Si l’enjeu de l'Alliance Haute Asie initiée par le dalaï-lama en 1998 est limpide, les sponsors du projet le sont aussi. Les États-Unis ont été aux côtés du dalaï-lama dès 1949, tel que ce fut formulé par les Affaires étrangères des États-Unis : « la question essentielle n'est pas de reconnaître le Tibet comme pays indépendant, ce qui nous importe est notre position vis-à-vis de la Chine. »12 Une première guerre froide fut lancée, avec la Chine dans leur collimateur des États-Unis. Le Tibet a été un levier essentiel dans cette chasse aux sorcières et le dalaï-lama fut un serviteur zélé des intérêts de l'Oncle Sam. Lors de son discours à Washington en 1949, le ministre des Affaires étrangères US a annoncé sans détour qu'il comptait sur « l'influence idéologique du dalaï-lama pour porter son message plus loin que les frontières du Tibet ».13

Grâce à d'honorables institutions comme la CIA , les États-Unis ont soutenus financièrement et logistiquement la résistance armée au Tibet jusque dans les années 1970 (e.a. avec la création du Tibetan Youth Congres qui revendique l'indépendance radicale du Tibet).
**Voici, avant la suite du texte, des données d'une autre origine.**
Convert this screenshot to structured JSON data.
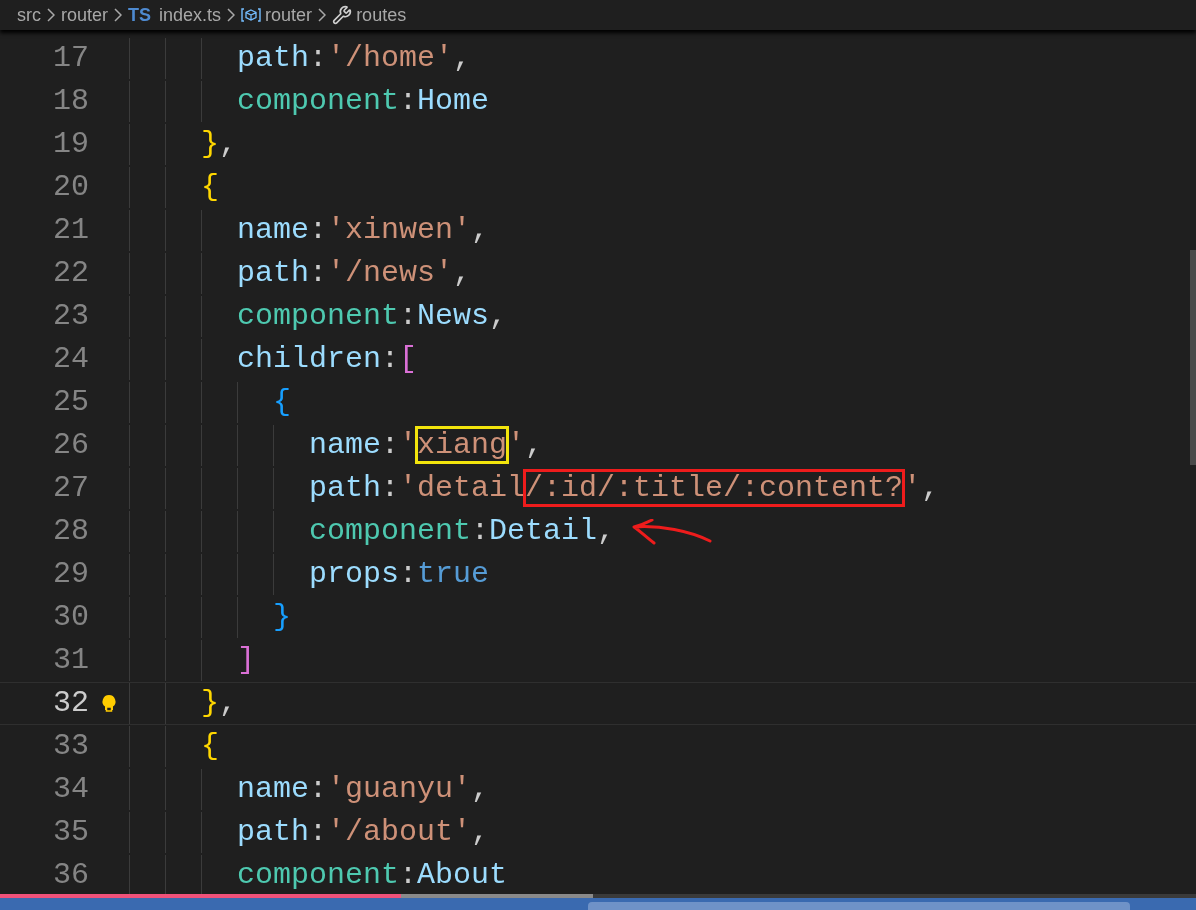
{
  "breadcrumb": [
    {
      "kind": "text",
      "text": "src"
    },
    {
      "kind": "text",
      "text": "router"
    },
    {
      "kind": "file",
      "badge": "TS",
      "text": "index.ts"
    },
    {
      "kind": "variable",
      "text": "router"
    },
    {
      "kind": "property",
      "text": "routes"
    }
  ],
  "lines": [
    {
      "children": [
        {
          "number": "17",
          "tokens": [
            {
              "text": "path",
              "kind": "key"
            },
            {
              "text": ":",
              "kind": "punct"
            },
            {
              "text": "'/home'",
              "kind": "string"
            },
            {
              "text": ",",
              "kind": "punct"
            }
          ]
        },
        {
          "number": "18",
          "tokens": [
            {
              "text": "component",
              "kind": "prop"
            },
            {
              "text": ":",
              "kind": "punct"
            },
            {
              "text": "Home",
              "kind": "ident"
            }
          ]
        }
      ]
    },
    {
      "number": "19",
      "tokens": [
        {
          "text": "}",
          "kind": "brace1"
        },
        {
          "text": ",",
          "kind": "punct"
        }
      ]
    },
    {
      "number": "20",
      "tokens": [
        {
          "text": "{",
          "kind": "brace1"
        }
      ],
      "children": [
        {
          "number": "21",
          "tokens": [
            {
              "text": "name",
              "kind": "key"
            },
            {
              "text": ":",
              "kind": "punct"
            },
            {
              "text": "'xinwen'",
              "kind": "string"
            },
            {
              "text": ",",
              "kind": "punct"
            }
          ]
        },
        {
          "number": "22",
          "tokens": [
            {
              "text": "path",
              "kind": "key"
            },
            {
              "text": ":",
              "kind": "punct"
            },
            {
              "text": "'/news'",
              "kind": "string"
            },
            {
              "text": ",",
              "kind": "punct"
            }
          ]
        },
        {
          "number": "23",
          "tokens": [
            {
              "text": "component",
              "kind": "prop"
            },
            {
              "text": ":",
              "kind": "punct"
            },
            {
              "text": "News",
              "kind": "ident"
            },
            {
              "text": ",",
              "kind": "punct"
            }
          ]
        },
        {
          "number": "24",
          "tokens": [
            {
              "text": "children",
              "kind": "key"
            },
            {
              "text": ":",
              "kind": "punct"
            },
            {
              "text": "[",
              "kind": "brace2"
            }
          ],
          "children": [
            {
              "number": "25",
              "tokens": [
                {
                  "text": "{",
                  "kind": "brace3"
                }
              ],
              "children": [
                {
                  "number": "26",
                  "tokens": [
                    {
                      "text": "name",
                      "kind": "key"
                    },
                    {
                      "text": ":",
                      "kind": "punct"
                    },
                    {
                      "text": "'",
                      "kind": "string"
                    },
                    {
                      "text": "xiang",
                      "kind": "string",
                      "color": "#f2e40c"
                    },
                    {
                      "text": "'",
                      "kind": "string"
                    },
                    {
                      "text": ",",
                      "kind": "punct"
                    }
                  ]
                },
                {
                  "number": "27",
                  "tokens": [
                    {
                      "text": "path",
                      "kind": "key"
                    },
                    {
                      "text": ":",
                      "kind": "punct"
                    },
                    {
                      "text": "'detail",
                      "kind": "string"
                    },
                    {
                      "text": "/:id/:title/:content?",
                      "kind": "string",
                      "color": "#ee1c1c"
                    },
                    {
                      "text": "'",
                      "kind": "string"
                    },
                    {
                      "text": ",",
                      "kind": "punct"
                    }
                  ]
                },
                {
                  "number": "28",
                  "arrow": true,
                  "tokens": [
                    {
                      "text": "component",
                      "kind": "prop"
                    },
                    {
                      "text": ":",
                      "kind": "punct"
                    },
                    {
                      "text": "Detail",
                      "kind": "ident"
                    },
                    {
                      "text": ",",
                      "kind": "punct"
                    }
                  ]
                },
                {
                  "number": "29",
                  "tokens": [
                    {
                      "text": "props",
                      "kind": "key"
                    },
                    {
                      "text": ":",
                      "kind": "punct"
                    },
                    {
                      "text": "true",
                      "kind": "keyword"
                    }
                  ]
                }
              ]
            },
            {
              "number": "30",
              "tokens": [
                {
                  "text": "}",
                  "kind": "brace3"
                }
              ]
            }
          ]
        },
        {
          "number": "31",
          "tokens": [
            {
              "text": "]",
              "kind": "brace2"
            }
          ]
        }
      ]
    },
    {
      "number": "32",
      "current": true,
      "lightbulb": true,
      "tokens": [
        {
          "text": "}",
          "kind": "brace1"
        },
        {
          "text": ",",
          "kind": "punct"
        }
      ]
    },
    {
      "number": "33",
      "tokens": [
        {
          "text": "{",
          "kind": "brace1"
        }
      ],
      "children": [
        {
          "number": "34",
          "tokens": [
            {
              "text": "name",
              "kind": "key"
            },
            {
              "text": ":",
              "kind": "punct"
            },
            {
              "text": "'guanyu'",
              "kind": "string"
            },
            {
              "text": ",",
              "kind": "punct"
            }
          ]
        },
        {
          "number": "35",
          "tokens": [
            {
              "text": "path",
              "kind": "key"
            },
            {
              "text": ":",
              "kind": "punct"
            },
            {
              "text": "'/about'",
              "kind": "string"
            },
            {
              "text": ",",
              "kind": "punct"
            }
          ]
        },
        {
          "number": "36",
          "tokens": [
            {
              "text": "component",
              "kind": "prop"
            },
            {
              "text": ":",
              "kind": "punct"
            },
            {
              "text": "About",
              "kind": "ident"
            }
          ]
        }
      ]
    }
  ],
  "video_progress": {
    "played": {
      "level": 0.335
    },
    "buffered": {
      "level": 0.496
    }
  }
}
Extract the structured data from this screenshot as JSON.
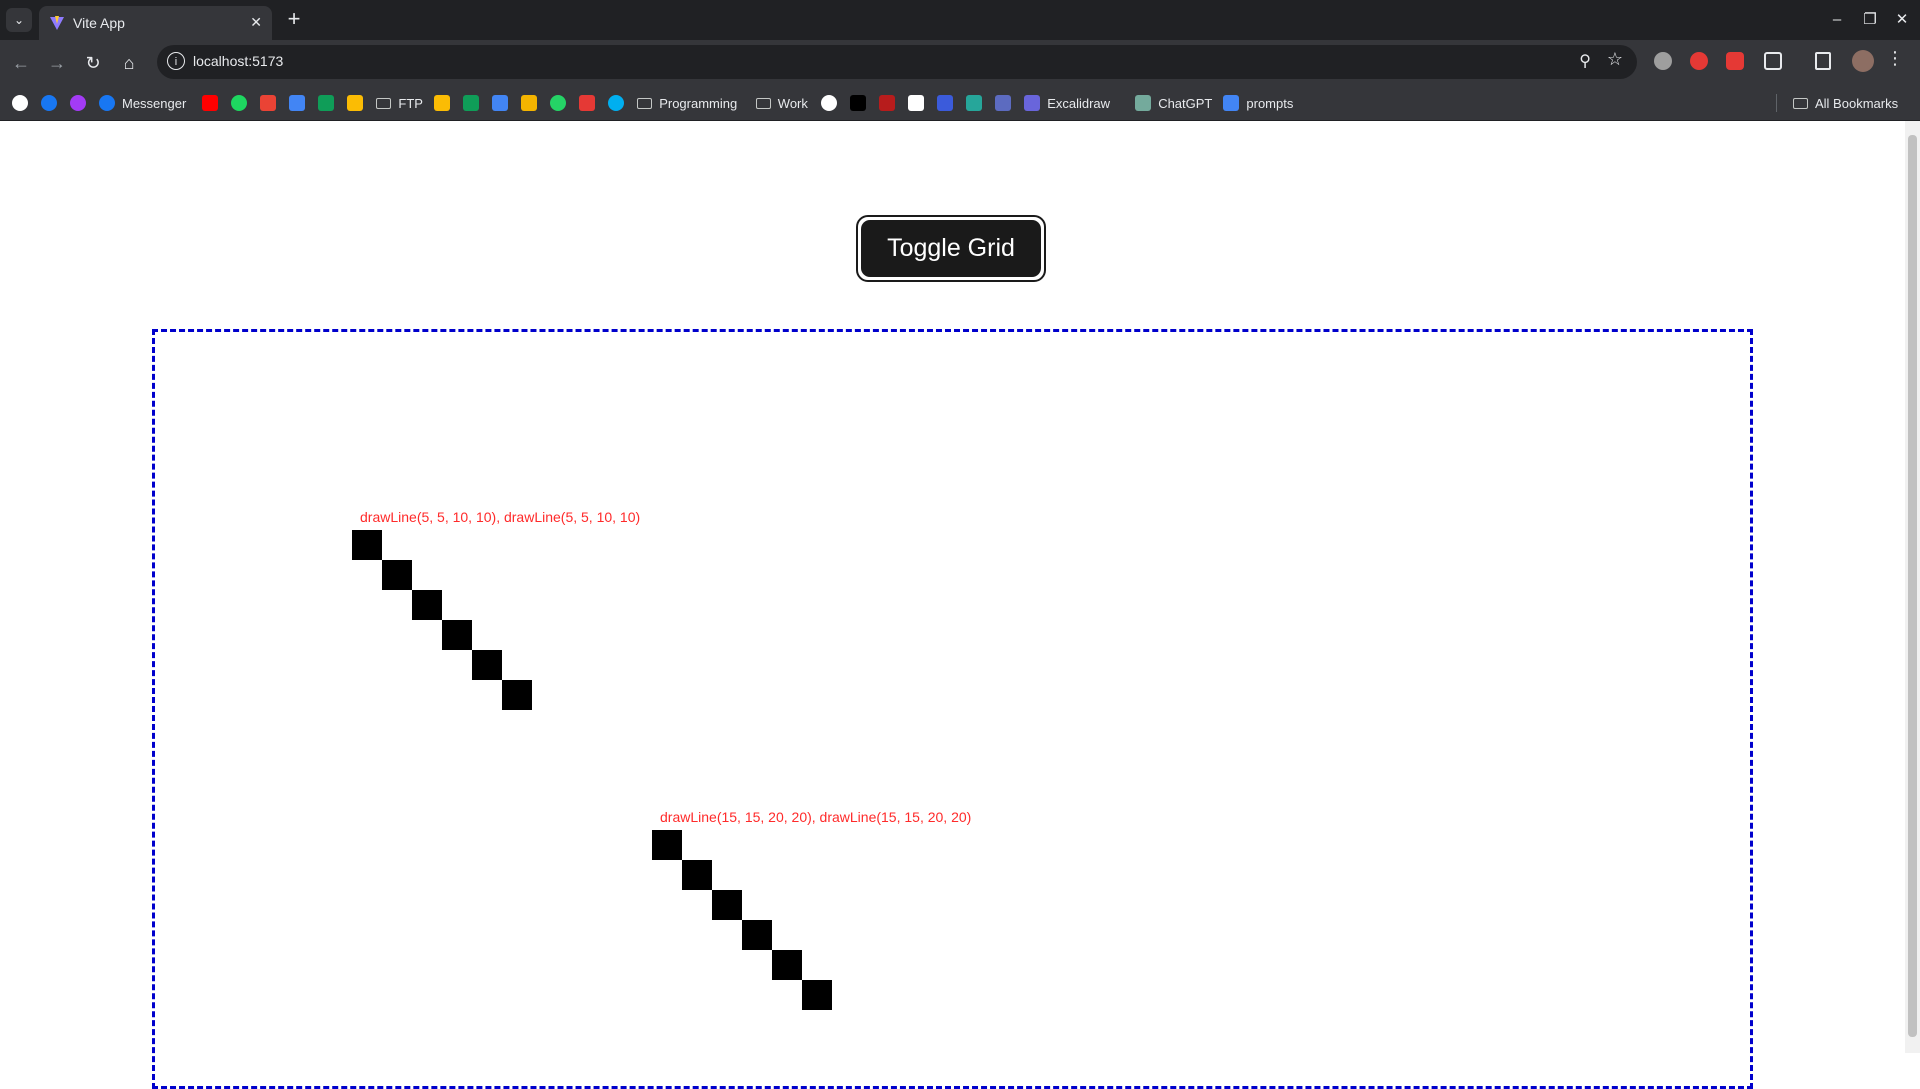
{
  "browser": {
    "tab": {
      "title": "Vite App"
    },
    "url": "localhost:5173",
    "bookmarks": [
      {
        "label": "",
        "icon": "google-icon",
        "color": "#ffffff"
      },
      {
        "label": "",
        "icon": "facebook-icon",
        "color": "#1877f2"
      },
      {
        "label": "",
        "icon": "messenger-icon",
        "color": "#a33bf5"
      },
      {
        "label": "Messenger",
        "icon": "facebook-icon",
        "color": "#1877f2"
      },
      {
        "label": "",
        "icon": "youtube-icon",
        "color": "#ff0000"
      },
      {
        "label": "",
        "icon": "spotify-icon",
        "color": "#1ed760"
      },
      {
        "label": "",
        "icon": "gmail-icon",
        "color": "#ea4335"
      },
      {
        "label": "",
        "icon": "calendar-icon",
        "color": "#4285f4"
      },
      {
        "label": "",
        "icon": "drive-icon",
        "color": "#0f9d58"
      },
      {
        "label": "",
        "icon": "photos-icon",
        "color": "#fbbc04"
      },
      {
        "label": "FTP",
        "icon": "folder-icon"
      },
      {
        "label": "",
        "icon": "keep-icon",
        "color": "#fbbc04"
      },
      {
        "label": "",
        "icon": "sheets-icon",
        "color": "#0f9d58"
      },
      {
        "label": "",
        "icon": "docs-icon",
        "color": "#4285f4"
      },
      {
        "label": "",
        "icon": "slides-icon",
        "color": "#f4b400"
      },
      {
        "label": "",
        "icon": "whatsapp-icon",
        "color": "#25d366"
      },
      {
        "label": "",
        "icon": "app-icon",
        "color": "#e53935"
      },
      {
        "label": "",
        "icon": "skype-icon",
        "color": "#00aff0"
      },
      {
        "label": "Programming",
        "icon": "folder-icon"
      },
      {
        "label": "Work",
        "icon": "folder-icon"
      },
      {
        "label": "",
        "icon": "github-icon",
        "color": "#ffffff"
      },
      {
        "label": "",
        "icon": "x-icon",
        "color": "#000000"
      },
      {
        "label": "",
        "icon": "app-icon",
        "color": "#b71c1c"
      },
      {
        "label": "",
        "icon": "app-icon",
        "color": "#ffffff"
      },
      {
        "label": "",
        "icon": "app-icon",
        "color": "#3b5bdb"
      },
      {
        "label": "",
        "icon": "app-icon",
        "color": "#26a69a"
      },
      {
        "label": "",
        "icon": "app-icon",
        "color": "#5c6bc0"
      },
      {
        "label": "Excalidraw",
        "icon": "excalidraw-icon",
        "color": "#6965db"
      },
      {
        "label": "ChatGPT",
        "icon": "chatgpt-icon",
        "color": "#74aa9c"
      },
      {
        "label": "prompts",
        "icon": "docs-icon",
        "color": "#4285f4"
      }
    ],
    "all_bookmarks": "All Bookmarks"
  },
  "page": {
    "toggle_button": "Toggle Grid",
    "line1_label": "drawLine(5, 5, 10, 10), drawLine(5, 5, 10, 10)",
    "line2_label": "drawLine(15, 15, 20, 20), drawLine(15, 15, 20, 20)",
    "label_color": "#ff2a2a",
    "frame_color": "#0000cc"
  }
}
Ensuite c'est le NED (National Endowment for Democracy), « filiale pacifique » de la CIA, qui a financé une vaste campagne médiatique contre la Chine (via l'International Campaign for Tibet, les groupes Free-Tibet, Radio Free Asia, etc .). L' International Campaign for Tibet (ICT) dénonçait la répression et la sinisation forcée des Tibétains. Les médias ont parlé de 1,2 million de morts tibétains (chiffre qui s'est avéré faux après vérifications), d'un génocide ethnique puis culturel, ils ont dénoncé des arrestations arbitraires, des viols de masse, des stérilisations forcées, etc., bref, exactement les mêmes affabulations qu'aujourd'hui pour les Ouïghours.

Les Ouïghours ont aussi leur leader indépendantiste, Isa Yusuf Alptekin (1901-1995), un « grand ami du dalaï-lama ». Son fils a repris le flambeau ; en 1999, il déclare au Washington Post : « Nous travaillons en étroite collaboration avec le Dalaï Lama. Il est un très bon exemple pour nous. » Alptekin-fils a fondé le World Uyghur Congress (WUC) en 2004 lors d'une rencontre à Munich rassemblant divers groupes d'Ouïghours exilés, dont l'Association américaine des Ouïghours (Uyghur American Association, UAA) et le congrès national du Turkestan oriental (East Turkestan National Congress, ETNC).14

A l'instar de l'International Campaign for Tibet (ICT), le WUC prétend être engagé dans une lutte « pacifique, non-violente et démocratique » pour libérer le Turkestan. A l'instar de l'ICT, la Uyghur American Association (UAA), bénéficie de longue date de l'aide financière du NED à coup de millions de dollars. Nury Turkel, ancien président de l'UAA le proclame ouvertement : « Le National Endowment for Democracy a apporté un soutien exceptionnel à l'UAA en nous fournissant des conseils et une assistance inestimables » ainsi qu'un « financement essentiel ».15 A l'instar de l'ITC, le financement du NED est entre autres injecté dans une vaste campagne médiatique organisée par des organisations comme Campaign for Uyghurs et Uyghur Human Rights Project.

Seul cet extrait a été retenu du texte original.